A recent global study by Capgemini Consulting and GT Nexus explores the current and future state of digital supply chain transformation and reveals some interesting findings and expectations with respect to data accessibility. The study surveyed 337 executives from some of the largest global manufacturing and retail organisations in more than twenty countries around the world – largely from Europe and North America.

The key findings include:

l Today only 15 per cent of respondents say the majority of data from the extended supply chain is accessible to their organisation. In five years, expectations rise to 54 per cent.

l Today only 23 per cent of respondents say the majority of data from the extended supply chain is analysed and used for decision-making. In five years, expectations rise to 68 per cent.

l Five years from now, 95 per cent of respondents expect more processes with suppliers to be automated.

l Five years from now, 94 per cent expect to receive more real-time status updates from across the supply chain.

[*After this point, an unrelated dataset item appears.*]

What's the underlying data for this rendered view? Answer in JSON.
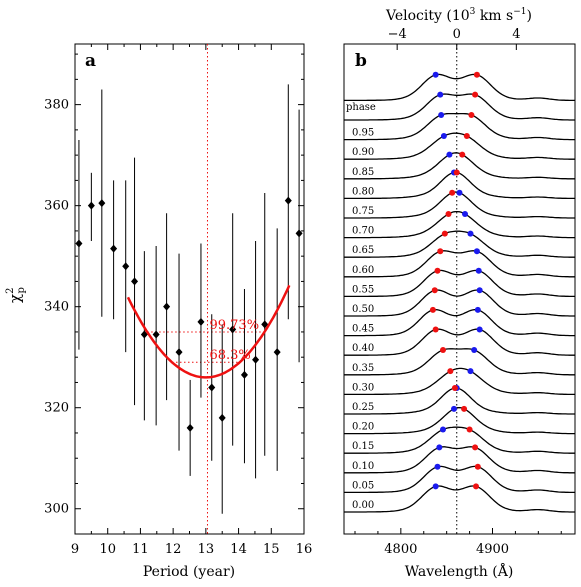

The study reveals a large gap between where organisations see themselves today on their joint digital supply chain transformation journey with their extended value chain partners and where they want to be in five years. In fact, 75 per cent of respondents say digital transformation of the supply chain is important, but a big gap exists between where companies are today and where they expect to be in just five years from now. Transformation initiatives within the enterprise pose significant challenges in themselves.

An organisation’s value chain can include hundreds of partners. For this reason, connectivity between partners, cross-company access to data, and the use of network-wide analytics become the key focus areas.

Technology is going to play a big part in how successful organisations can digitally transform. Respondents from the research project identified supply chain visibility platforms/tools, big data analytics, simulation tools and cloud as the biggest technology enablers of digital supply chain transformation. What is common to all these technologies is the use of information to provide insight into business decisions. Supply chain visibility provides real-time awareness of business processes. Big data analytics turns raw information into actionable insights, and the cloud is a technology paradigm that tears down barriers by creating universal accessibility to data.

Successful digital transformation for organisations that have started their journey can perhaps be envisioned in five years or more. That is a future where data flows freely between all parts of the supply chain and where data will be used to make stronger business decisions. The information exchange and connection between manufacturers, retailers and their suppliers will be far more collaborative and strategic than ever before. For those that are yet to start their journey, it’s going to be a real sprint.